Thoughts on 10 Tevet

We fast today in memory of the beginning of the siege of Jerusalem -- and because it was on this day, the very same day, that the prophet Ezekiel was given a prophesy that forewarned what would happen if we did not change our ways. (See chapter 24.) Unfortunately, things did not change, the temple was destroyed, and over three million Jews died according to an account in Gittin 47b.

Traditionally, fast days are days in which we look at what we are doing and how our actions have been associated with calamities in the past. Note that the selichot we read this morning did not emphasize the bloody nature of Nebuchadnezzar's army or that of his general, Nebuzaradan (who, according to Sanhedrin 96b, realized the horror of what he had done, repended, and became a ger tzedek).

During the past few months there has been tremendous apprehension regarding the so-called peace process. Orthodox groups from all across the Torah spectrum have expressed alarm at the possibility of yet another land for peace swap, particularly since part of the city of Jerusalem may be included in such a deal.

Contrast this with past "peace" agreements: Some of the greatest rabbis of the times have paskened that land for peace is mutar and perhaps obligatory if it will bring real peace; among them were Rov Soloveitchik z'tz'l, Rav Shach z'tz'l, and Rav Ovadiah Yosef. There was some significant religious support for the Oslo accords; the Shas party was in the Israeli government at the time and did not object. United Torah Judaism was in the Israeli government at the time of the Gaza disengagement; while Religious Zionist opposition was almost unanimous the debate within RZ circles of whether to encourage mutiny in the IDF generated much more heat than the efforts to prevent the removal of the 1500 Jewish families there.

Contrast this with today: Charedi groups have been expressing loud outrage at the possibility that the Israeli government (possibly pushed by the US government) might agree to give a substantial portion of Jerusalem to the Palestinian Authority. Here is one such example, from the official spokesperson for Agudath Israel of America:

The Orthodox Union has a very similar position:

What is going on here? Charedi and Religous Zionist groups are speaking essentially with one voice! I am not aware of a single orthodox Jewish organization that is supporting the prospective division of Jerusalem. I'm not aware even of a single rabbi who thinks dividing Jerusalem is a good idea. Not since the very first election in Israel, when all religious parties combined to form one parliamentary list, has there been such unity.

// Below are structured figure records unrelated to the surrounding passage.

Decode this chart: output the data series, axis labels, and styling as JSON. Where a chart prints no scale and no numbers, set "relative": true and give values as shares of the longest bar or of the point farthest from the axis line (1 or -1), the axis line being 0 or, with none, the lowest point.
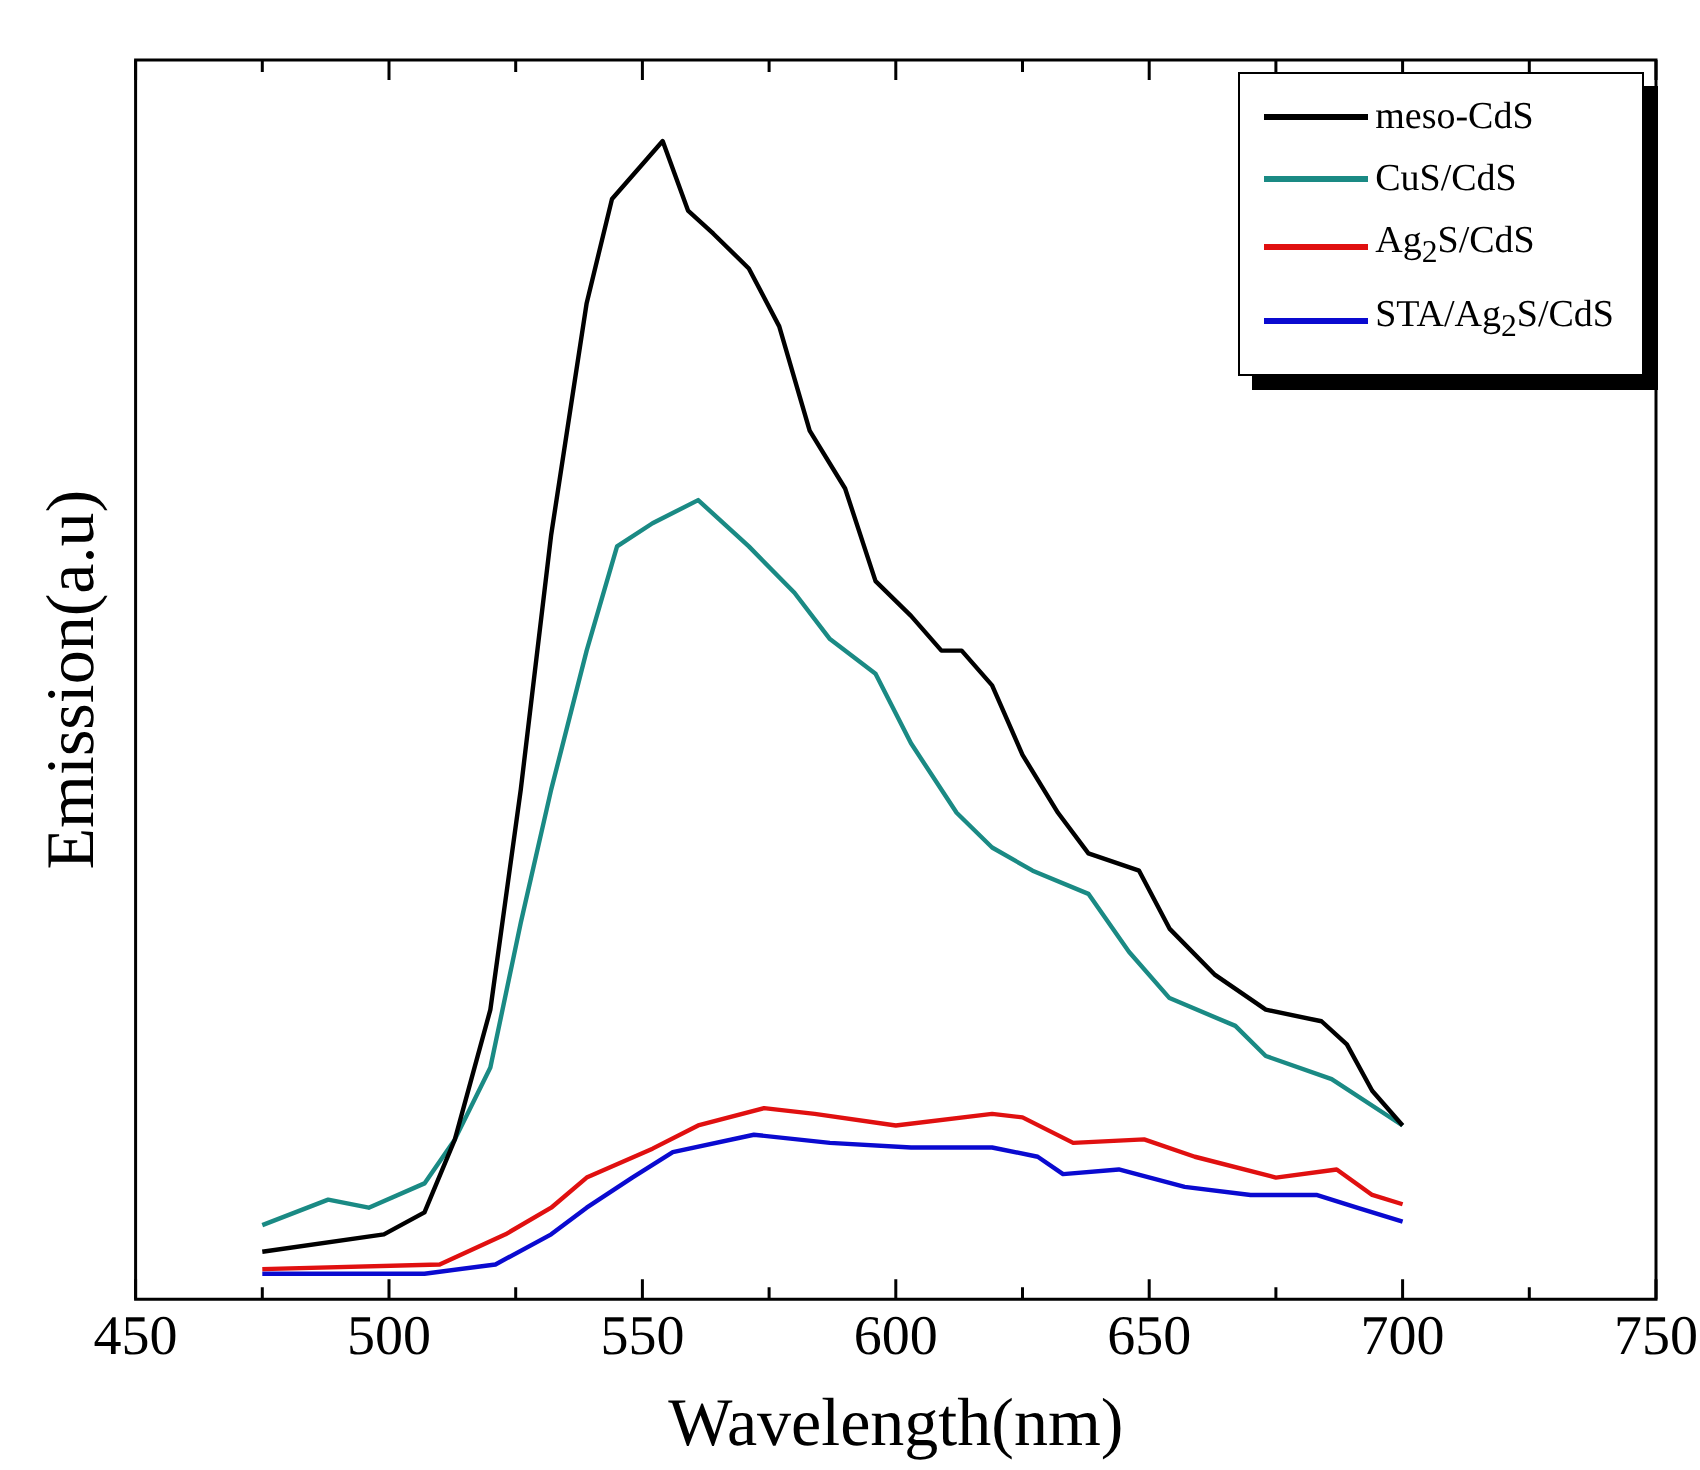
{
  "chart_data": {
    "type": "line",
    "xlabel": "Wavelength(nm)",
    "ylabel": "Emission(a.u)",
    "relative": true,
    "xlim": [
      450,
      750
    ],
    "xticks": [
      450,
      {
        "value": 475,
        "label": null
      },
      500,
      {
        "value": 525,
        "label": null
      },
      550,
      {
        "value": 575,
        "label": null
      },
      600,
      {
        "value": 625,
        "label": null
      },
      650,
      {
        "value": 675,
        "label": null
      },
      700,
      {
        "value": 725,
        "label": null
      },
      750
    ],
    "legend": "top right",
    "marker": "none",
    "line_style": "solid",
    "grid": false,
    "series": [
      {
        "name": "meso-CdS",
        "color": "#000000",
        "x": [
          475,
          499,
          507,
          513,
          520,
          526,
          532,
          539,
          544,
          550,
          554,
          559,
          564,
          571,
          577,
          583,
          590,
          596,
          603,
          609,
          613,
          619,
          625,
          632,
          638,
          648,
          654,
          663,
          673,
          684,
          689,
          694,
          700
        ],
        "values": [
          0.041,
          0.056,
          0.075,
          0.138,
          0.25,
          0.44,
          0.66,
          0.86,
          0.95,
          0.98,
          1.0,
          0.94,
          0.92,
          0.89,
          0.84,
          0.75,
          0.7,
          0.62,
          0.59,
          0.56,
          0.56,
          0.53,
          0.47,
          0.42,
          0.385,
          0.37,
          0.32,
          0.28,
          0.25,
          0.24,
          0.22,
          0.18,
          0.15
        ]
      },
      {
        "name": "CuS/CdS",
        "color": "#1a8a84",
        "x": [
          475,
          488,
          496,
          507,
          513,
          520,
          526,
          532,
          539,
          545,
          552,
          561,
          571,
          580,
          587,
          596,
          603,
          612,
          619,
          627,
          638,
          646,
          654,
          667,
          673,
          686,
          700
        ],
        "values": [
          0.064,
          0.086,
          0.079,
          0.1,
          0.138,
          0.2,
          0.325,
          0.44,
          0.56,
          0.65,
          0.67,
          0.69,
          0.65,
          0.61,
          0.57,
          0.54,
          0.48,
          0.42,
          0.39,
          0.37,
          0.35,
          0.3,
          0.26,
          0.236,
          0.21,
          0.19,
          0.15
        ]
      },
      {
        "name": "Ag$_{2}$S/CdS",
        "color": "#e01010",
        "x": [
          475,
          510,
          523,
          532,
          539,
          552,
          561,
          574,
          584,
          600,
          619,
          625,
          635,
          649,
          659,
          675,
          687,
          694,
          700
        ],
        "values": [
          0.026,
          0.03,
          0.056,
          0.079,
          0.105,
          0.13,
          0.15,
          0.165,
          0.16,
          0.15,
          0.16,
          0.157,
          0.135,
          0.138,
          0.123,
          0.105,
          0.112,
          0.09,
          0.082
        ]
      },
      {
        "name": "STA/Ag$_{2}$S/CdS",
        "color": "#0a0ad0",
        "x": [
          475,
          507,
          521,
          532,
          539,
          548,
          556,
          572,
          587,
          603,
          619,
          628,
          633,
          644,
          657,
          670,
          683,
          691,
          700
        ],
        "values": [
          0.022,
          0.022,
          0.03,
          0.056,
          0.079,
          0.105,
          0.127,
          0.142,
          0.135,
          0.131,
          0.131,
          0.123,
          0.108,
          0.112,
          0.097,
          0.09,
          0.09,
          0.079,
          0.067
        ]
      }
    ]
  }
}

And it is apparently having no effect whatsoever.

The "process" is going forward. The Israeli government has a huge parliamentary majority; no single party other than Kadima itself can force new elections. The US has a lame duck President who will do whatever he wants; the new Democratic majority in the Congress hasn't even been able to sucessfully challenge him on any issues that are of far greater interest to the US public.
What is going on here?

It is tempting to blame the leaders of the government of Israel and that of the US. I think on this fast day we may be called to do something different: To look at why we religious Jews have failed to communicate effectively the importance of the City of Jerusalem. In the US, that will of course meaning explaining traditional Judaism to the 98% of the population who are not Jews, but we can at least start by reaching out to the 89% (according to the 2001 National Jewish Population Survey) of American Jews who are not religious. And the same would certainly apply to Israel. Have we not been examples for our fellow Jews? Have we alienated them through our behavior, through intolerance, through extreme positions (halachic, hashgafic, or political)? I am not a prophet, and neither is anyone else in our times, so we can't say for certain why Jerusalem is facing redivision after 40 years of (at least de jure) unity. But we can certainly work to express to our fellow Jews why we think this is such a big deal -- and act in things not directly related in ways that will encourage others to appreciate what we believe.